3 thoughts on “In Defense of Literary Celebrity

  1. I keep thinking about the role of poets in different societies: while a “famous” poet in the United States is likely to be unknown to most of the population, and might sell books in the thousands, there are countries where a famous poet is genuinely famous: Pablo Neruda in Chile, for example.

    This is not so much “celebrity” as simply mattering: meaning instead of fame, perhaps.

  2. I love the questions being posed here, and I have a couple thoughts on some of them. I’m thinking first about your concern that even at the highest echelons of the craft, literary celebrity is too diluted to be a useful tool for cultivating community and conversation. I think the ecosystemic causes for this condition are actually a net good in the world, even if they lead to frustration by end users such as yourself. The fact that the conversation is diluted suggests that there are a lot of good writers out there, and that there’s some kind of infrastructure to support their existence. It makes sense: a book is orders of magnitude cheaper to produce than a TV show or a movie. It stands to reason that, assuming audience appetite, there would be more of them. Television and cinema are much closer to a monoculture than literature, and that leads to my next thought.

    I believe that the conversations you’re looking for are definitely happening around television. Shows like Mad Men, Sopranos, and True Detective are deep, deliberate texts, and there are incredibly insightful and passionate close readings happening around them. I just finished watching Sopranos, and immediately after reaching the conclusion, I went searching for interpretations. The VERY FIRST Google result for “sopranos final scene analysis” is this opus. It’s a master class in ratiocination, a meticulous shot by shot analysis, and a reflection of a deep and abiding love for the text that is The Sopranos.

    It’s also easily 20,000 words, so there might actually be too much of a good thing.

    The point is that these conversations are happening, and they’re happening in visible, accessible spaces, and they are definitely happening around television.

    My last thought is that Master of Sopranos is actually a nice representation of how to engage in these conversations around texts.

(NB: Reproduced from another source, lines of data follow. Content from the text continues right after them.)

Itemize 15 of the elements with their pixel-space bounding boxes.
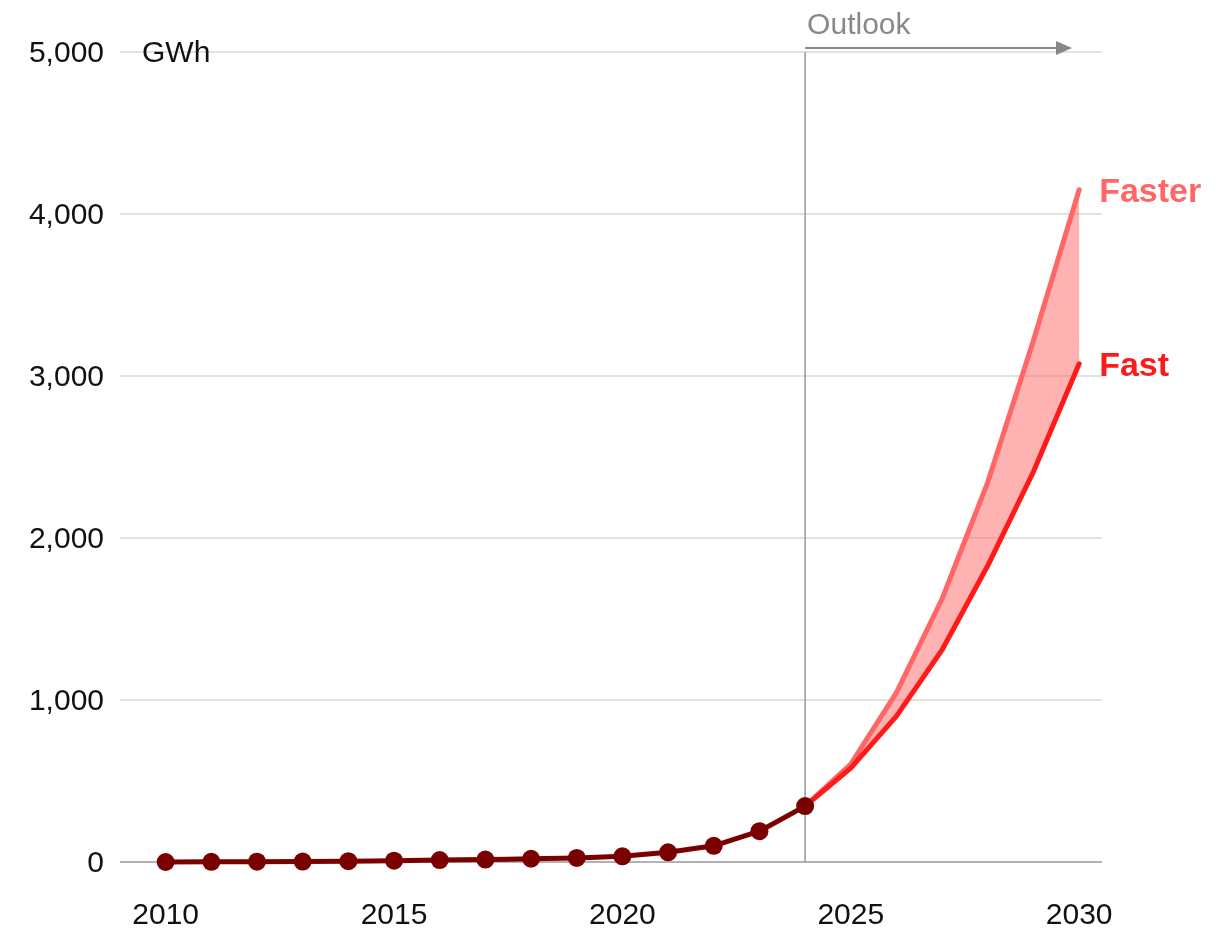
x-tick-label: 2025	[817, 897, 885, 930]
x-tick-label: 2030	[1045, 897, 1113, 930]
y-tick-label: 1,000	[28, 683, 104, 716]
y-tick-label: 2,000	[28, 521, 104, 554]
x-tick-label: 2020	[589, 897, 656, 930]
x-tick-label: 2015	[360, 897, 428, 930]
y-tick-label: 5,000	[28, 35, 104, 68]
x-tick-label: 2010	[132, 897, 200, 930]
y-tick-label: 0	[87, 845, 104, 878]
y-tick-label: 4,000	[28, 197, 104, 230]
y-tick-label: 3,000	[28, 359, 104, 392]
series-label: Fast	[1099, 344, 1170, 383]
text: Outlook	[807, 7, 912, 40]
y-axis-title: GWh	[142, 35, 211, 68]
series-label: Faster	[1099, 170, 1202, 209]
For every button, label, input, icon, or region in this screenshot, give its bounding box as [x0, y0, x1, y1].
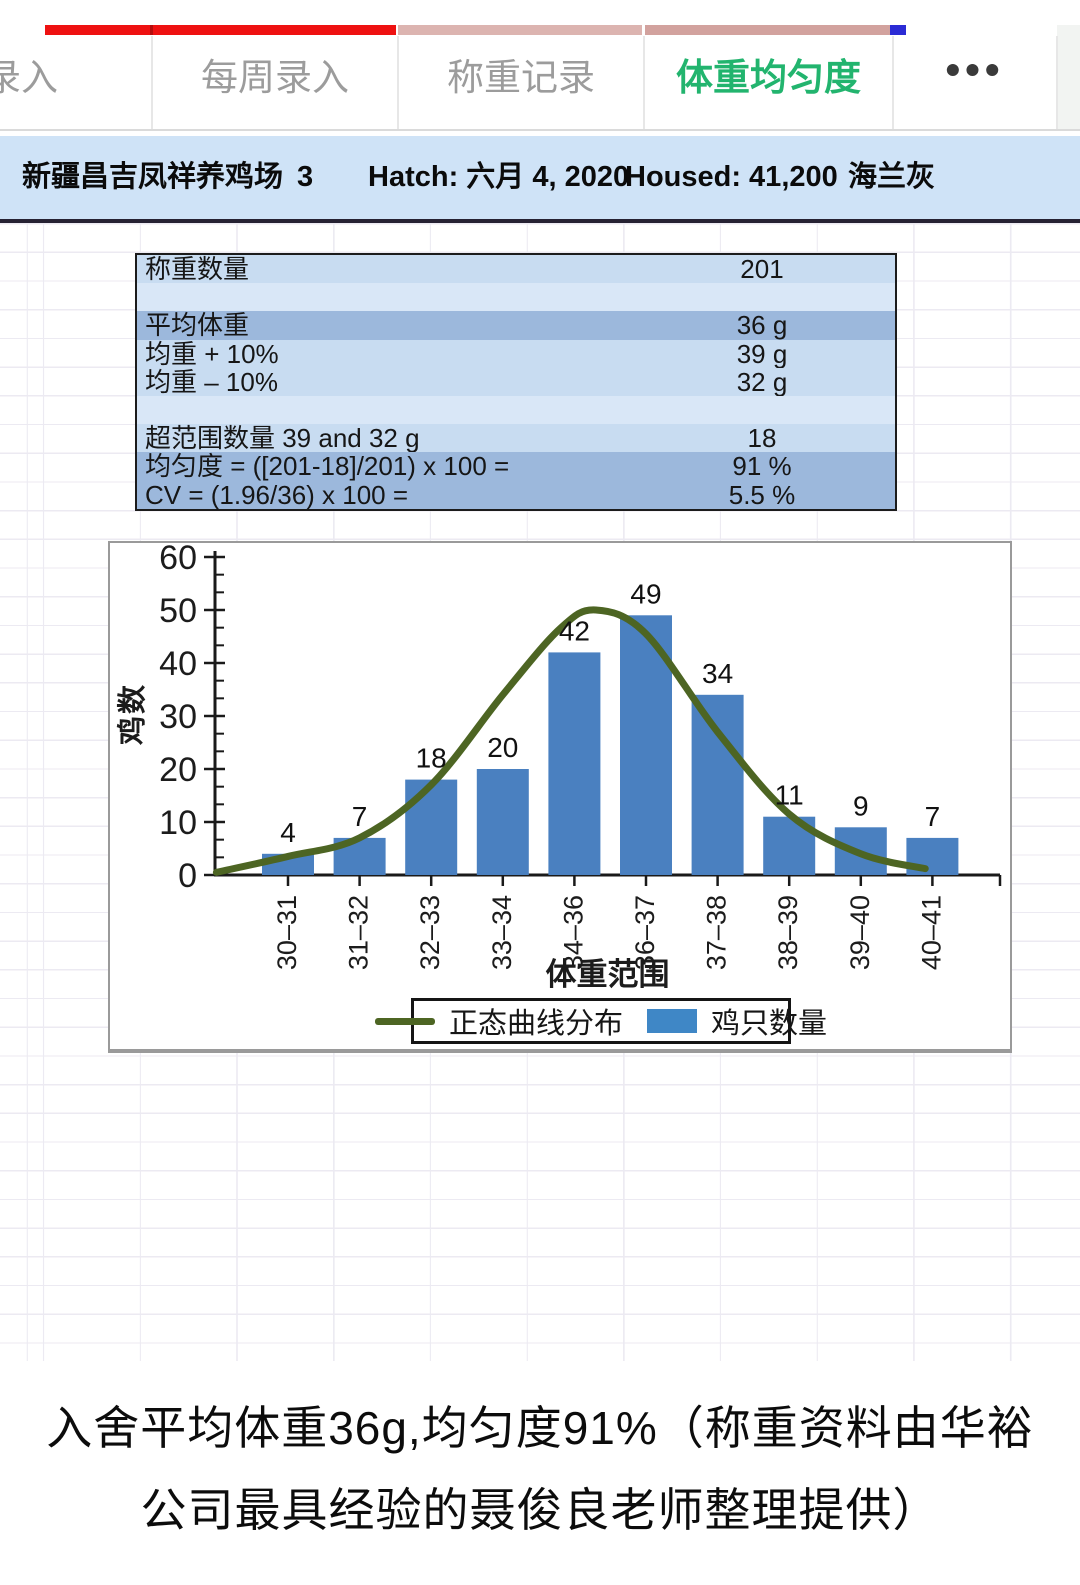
x-tick-label: 40–41	[916, 895, 946, 970]
row-label: CV = (1.96/36) x 100 =	[145, 479, 409, 510]
chart-legend: 正态曲线分布 鸡只数量	[374, 998, 827, 1044]
caption-line-1: 入舍平均体重36g,均匀度91%（称重资料由华裕	[46, 1402, 1034, 1454]
bar	[548, 652, 601, 875]
bar-value-label: 11	[775, 780, 804, 811]
table-row[interactable]: 均重 + 10% 39 g	[137, 338, 895, 369]
row-value: 91 %	[732, 451, 792, 482]
x-tick-label: 33–34	[487, 895, 517, 970]
tab-item-weekly-entry[interactable]: 每周录入	[201, 57, 349, 98]
x-tick-label: 30–31	[272, 895, 302, 970]
table-row[interactable]	[137, 395, 895, 425]
tab-separator	[151, 36, 153, 129]
chart-canvas: 0 10 20 30 40 50 60 30–31 31–32 32–33 33–34 34–36 36…	[159, 539, 1002, 992]
x-tick-label: 37–38	[702, 895, 732, 970]
normal-curve	[212, 606, 929, 876]
bar	[691, 694, 744, 875]
table-row[interactable]	[137, 283, 895, 312]
bar	[405, 779, 458, 875]
tabbar-bottom-border	[0, 129, 1080, 131]
row-label: 平均体重	[145, 310, 250, 341]
y-tick-label: 30	[159, 698, 197, 736]
hatch-date-cell[interactable]: Hatch: 六月 4, 2020	[368, 161, 630, 193]
legend-line-swatch	[374, 1017, 435, 1025]
tab-strip-rose	[645, 25, 890, 35]
tab-separator	[892, 36, 894, 129]
row-label: 均重 + 10%	[145, 338, 279, 369]
y-axis-title: 鸡数	[117, 683, 149, 746]
tab-strip-blue-marker	[890, 25, 906, 35]
table-row[interactable]: 平均体重 36 g	[137, 310, 895, 341]
tab-separator	[643, 36, 645, 129]
tab-item-weight-uniformity[interactable]: 体重均匀度	[676, 57, 861, 98]
row-label: 超范围数量 39 and 32 g	[145, 423, 420, 454]
row-value: 5.5 %	[728, 479, 796, 510]
farm-name-cell[interactable]: 新疆昌吉凤祥养鸡场	[22, 161, 284, 193]
breed-cell[interactable]: 海兰灰	[848, 161, 936, 193]
tab-separator	[1056, 36, 1058, 129]
legend-bar-label: 鸡只数量	[711, 1008, 828, 1040]
row-label: 均匀度 = ([201-18]/201) x 100 =	[145, 451, 510, 482]
tabbar-right-filler	[1057, 25, 1080, 129]
y-tick-label: 40	[159, 645, 197, 683]
uniformity-summary-table: 称重数量 201 平均体重 36 g 均重 + 10% 39 g 均重 – 10…	[135, 253, 897, 511]
x-tick-label: 34–36	[558, 895, 588, 970]
bar-value-label: 7	[352, 801, 368, 832]
table-row[interactable]: 超范围数量 39 and 32 g 18	[137, 424, 895, 452]
legend-bar-swatch	[647, 1009, 697, 1033]
bar-value-label: 7	[925, 801, 941, 832]
legend-line-label: 正态曲线分布	[448, 1008, 623, 1040]
tab-separator	[397, 36, 399, 129]
row-label: 称重数量	[145, 254, 250, 284]
tab-strip-red-divider	[150, 25, 153, 35]
bar-value-label: 42	[559, 615, 590, 646]
y-tick-label: 10	[159, 804, 197, 842]
x-tick-label: 32–33	[415, 895, 445, 970]
y-tick-label: 20	[159, 751, 197, 789]
x-tick-label: 38–39	[773, 895, 803, 970]
row-value: 36 g	[736, 310, 788, 341]
caption-line-2: 公司最具经验的聂俊良老师整理提供）	[140, 1484, 940, 1536]
housed-count-cell[interactable]: Housed: 41,200	[625, 161, 838, 193]
table-row[interactable]: 均匀度 = ([201-18]/201) x 100 = 91 %	[137, 451, 895, 482]
row-value: 39 g	[736, 338, 788, 369]
flock-number-cell[interactable]: 3	[297, 161, 314, 193]
x-tick-label: 39–40	[845, 895, 875, 970]
x-axis-title: 体重范围	[546, 957, 670, 992]
table-row[interactable]: 均重 – 10% 32 g	[137, 368, 895, 396]
flock-header-band: 新疆昌吉凤祥养鸡场 3 Hatch: 六月 4, 2020 Housed: 41…	[0, 136, 1080, 223]
row-value: 201	[740, 254, 784, 284]
tab-strip-red	[45, 25, 396, 35]
bar-value-label: 4	[280, 817, 296, 848]
more-tabs-button[interactable]: •••	[945, 46, 1005, 93]
table-row[interactable]: CV = (1.96/36) x 100 = 5.5 %	[137, 479, 895, 510]
row-value: 18	[747, 423, 777, 454]
tab-item-luru[interactable]: 录入	[0, 57, 58, 98]
table-row[interactable]: 称重数量 201	[137, 255, 895, 283]
y-tick-label: 60	[159, 543, 197, 577]
x-tick-label: 31–32	[344, 895, 374, 970]
tab-item-weighing-records[interactable]: 称重记录	[447, 57, 595, 98]
y-tick-label: 50	[159, 592, 197, 630]
bar	[476, 769, 529, 875]
bar-value-label: 20	[487, 732, 518, 763]
row-value: 32 g	[736, 366, 788, 397]
uniformity-chart[interactable]: 鸡数 0 10 20 30 40 50 60 30–31 31–32 32–33 33–34 34–3…	[108, 539, 1012, 1053]
bar-value-label: 18	[416, 743, 447, 774]
y-tick-label: 0	[178, 857, 197, 895]
bar-value-label: 9	[853, 790, 869, 821]
bar-value-label: 34	[702, 658, 733, 689]
row-label: 均重 – 10%	[145, 366, 278, 397]
bar-value-label: 49	[630, 578, 661, 609]
x-tick-label: 36–37	[630, 895, 660, 970]
tab-strip-pink	[398, 25, 642, 35]
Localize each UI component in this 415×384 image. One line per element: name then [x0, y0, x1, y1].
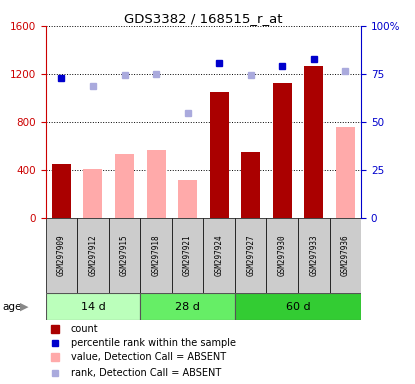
Text: 60 d: 60 d — [286, 302, 310, 312]
Text: rank, Detection Call = ABSENT: rank, Detection Call = ABSENT — [71, 368, 221, 378]
Bar — [273, 83, 292, 218]
Bar — [330, 218, 361, 293]
Text: GSM297921: GSM297921 — [183, 235, 192, 276]
Bar — [115, 154, 134, 218]
Title: GDS3382 / 168515_r_at: GDS3382 / 168515_r_at — [124, 12, 283, 25]
Text: GSM297933: GSM297933 — [309, 235, 318, 276]
Text: GSM297912: GSM297912 — [88, 235, 98, 276]
Bar — [140, 218, 172, 293]
Text: 14 d: 14 d — [81, 302, 105, 312]
Bar — [336, 127, 355, 218]
Bar — [146, 150, 166, 218]
Text: 28 d: 28 d — [175, 302, 200, 312]
Text: GSM297909: GSM297909 — [57, 235, 66, 276]
Text: count: count — [71, 324, 98, 334]
Bar — [266, 218, 298, 293]
Text: age: age — [2, 302, 22, 312]
Text: GSM297918: GSM297918 — [151, 235, 161, 276]
Bar — [178, 180, 197, 218]
Text: GSM297924: GSM297924 — [215, 235, 224, 276]
Bar — [172, 218, 203, 293]
Bar — [235, 293, 361, 320]
Text: GSM297930: GSM297930 — [278, 235, 287, 276]
Text: GSM297915: GSM297915 — [120, 235, 129, 276]
Bar — [203, 218, 235, 293]
Bar — [77, 218, 109, 293]
Bar — [210, 92, 229, 218]
Bar — [235, 218, 266, 293]
Bar — [109, 218, 140, 293]
Text: value, Detection Call = ABSENT: value, Detection Call = ABSENT — [71, 353, 226, 362]
Bar — [298, 218, 330, 293]
Bar — [46, 293, 140, 320]
Text: ▶: ▶ — [20, 302, 28, 312]
Bar — [304, 66, 323, 218]
Text: percentile rank within the sample: percentile rank within the sample — [71, 338, 236, 348]
Bar — [83, 169, 103, 218]
Bar — [46, 218, 77, 293]
Bar — [140, 293, 235, 320]
Text: GSM297927: GSM297927 — [246, 235, 255, 276]
Bar — [241, 152, 260, 218]
Bar — [52, 164, 71, 218]
Text: GSM297936: GSM297936 — [341, 235, 350, 276]
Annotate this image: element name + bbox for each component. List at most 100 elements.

Because literature is in a state of diffusion and proliferation, maybe the best way to incite close reading and discussion is to do that work in a public space. Whether that space is GoodReads or a WordPress blog, I’m not sure. I don’t actually think the platform is that important. The people who find your work will be the people who went looking for it, and that, to me, is the first prerequisite to having meaningful conversation.

  3. It’s a funny thing or maybe a sad thing, but I have found that English professors suffer from more or less the same problem you describe, Joey. In any particular English department, no two professors will have overlapping senses what’s canonical. Of even if they have a broad sense of what’s canonical, they will not have detailed knowledge of the same books.

    Indeed, put three different professors into a room together, and you will discover that what those three professors will most likely have in common is television. Those three professors are very likely to have seen — and to have detailed knowledge of The Wire, The Americans, Homeland, Game of Thrones. That’s what professors, whose job is to study literature, to talk about literature, talk about at the water cooler. Not Joyce, Woolf, Pynchon, Morrison.

    Our desire to talk about TV rather than books may be a bit of mental counter-programming. That is, we may just be sick of talking about literature after a long day at the job, but I think this preference is, in fact, indicative of what white-collar professionals and middle-class cultural consumers have in common. Whether television’s dominance solves the problem you mention, Joey, or foretells some dystopian future, remains an open question.